A frase "vamos cuidar do futuro de nossas crianças brancas" foi escrita pelos pichadores acompanhada da suástica nazista. A Emei tem 430 alunos, com faixa etária entre 4 e 6 anos, divididos em classes da educação infantil 1 e 2 (pré-escola) (Foto: Filipe Araújo/Agência Estado)


Estamos em um momento histórico para o mundo e país. Muitas re-voluções estão em ação. E, na comemoração do Dia de Zumbi, o resistente negro dos Palmares, o quilombola, reinvoco a sua potência para algumas interrogações/opiniões.

Primeiramente, precisamos interrogar quantos dos que lerão este texto experimentou, na pele, alguma forma de discriminação, ou não? Você(s) já se viu discriminado ou tratado com diferenciais modos de atenção ou exclusão em espaços públicos? Já vivenciaram a sensação de serem os ‘’estranhos no ninho’’ por quaisquer de suas condições humanas? Ou por serem mulher, ou gay, ou gordo (a) ou uma pessoa com
deficiência?

Há alguns dias comemorou-se o Dia Internacional da Tolerância. Mas muito poucas pessoas se deram conta dessa ‘’comemoração’’ da UNESCO. Por quê? Esta palavra não é parte ativa de nosso Cotidiano e das Violências?. A palavra que confirma o sofrimento e o suportar o Outro e suas diferenças...

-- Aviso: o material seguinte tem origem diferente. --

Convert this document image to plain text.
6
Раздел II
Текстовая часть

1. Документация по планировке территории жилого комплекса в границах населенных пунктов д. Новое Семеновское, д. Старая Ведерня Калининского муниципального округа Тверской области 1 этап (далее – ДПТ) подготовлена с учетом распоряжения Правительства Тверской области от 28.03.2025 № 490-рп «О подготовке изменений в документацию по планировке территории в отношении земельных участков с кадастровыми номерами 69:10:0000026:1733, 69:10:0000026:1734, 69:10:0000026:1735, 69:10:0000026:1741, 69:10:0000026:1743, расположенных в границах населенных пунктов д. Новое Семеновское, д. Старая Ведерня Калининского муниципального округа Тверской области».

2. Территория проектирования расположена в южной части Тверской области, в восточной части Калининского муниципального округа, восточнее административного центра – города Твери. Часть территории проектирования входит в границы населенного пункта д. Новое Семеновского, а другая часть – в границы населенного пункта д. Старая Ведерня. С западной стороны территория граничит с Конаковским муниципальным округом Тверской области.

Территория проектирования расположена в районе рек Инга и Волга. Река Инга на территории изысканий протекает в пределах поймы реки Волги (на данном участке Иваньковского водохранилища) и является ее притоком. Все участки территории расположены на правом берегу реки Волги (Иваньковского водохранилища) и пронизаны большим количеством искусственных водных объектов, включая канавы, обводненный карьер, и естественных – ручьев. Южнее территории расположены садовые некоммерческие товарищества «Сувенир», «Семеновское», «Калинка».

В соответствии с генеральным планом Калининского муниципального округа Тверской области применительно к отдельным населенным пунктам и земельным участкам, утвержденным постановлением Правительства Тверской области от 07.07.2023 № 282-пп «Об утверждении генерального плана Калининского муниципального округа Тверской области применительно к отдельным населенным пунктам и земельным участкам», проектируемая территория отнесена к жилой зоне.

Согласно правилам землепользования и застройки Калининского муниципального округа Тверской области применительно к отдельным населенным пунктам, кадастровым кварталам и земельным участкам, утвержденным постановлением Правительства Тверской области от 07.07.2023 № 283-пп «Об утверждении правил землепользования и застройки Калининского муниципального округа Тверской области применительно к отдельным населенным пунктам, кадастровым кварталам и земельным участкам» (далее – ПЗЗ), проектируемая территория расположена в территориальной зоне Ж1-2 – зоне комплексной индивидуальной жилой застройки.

Interrogo-me sobre sua presença e negação, se o que mais estamos assistindo e tele-visando são, quando falamos das atuais massas em movimento, as resistências aos regimes intolerantes, aos tiranos de aldeia ou mesmo os que se engessam nos poderes.

São as revoltas contra todas as formas de perpetuação das violações de Direitos Humanos..., principalmente dos chamados regimes autoritários ou ditatoriais, e, inclusive, o ditos democráticos e, economicamente, hegemônicos.

Em minha opinião, podemos dizer que somente a revolta e a derrubada de tiranos ou velhos ditadores não é e nem será suficiente para uma mudança radical de paradigmas e culturas sobre os diferentes racismos. Muitas vezes, no hiper capitalismo atual, tornam-se as legitimadoras de outras formas sutis de segregação ou discriminação.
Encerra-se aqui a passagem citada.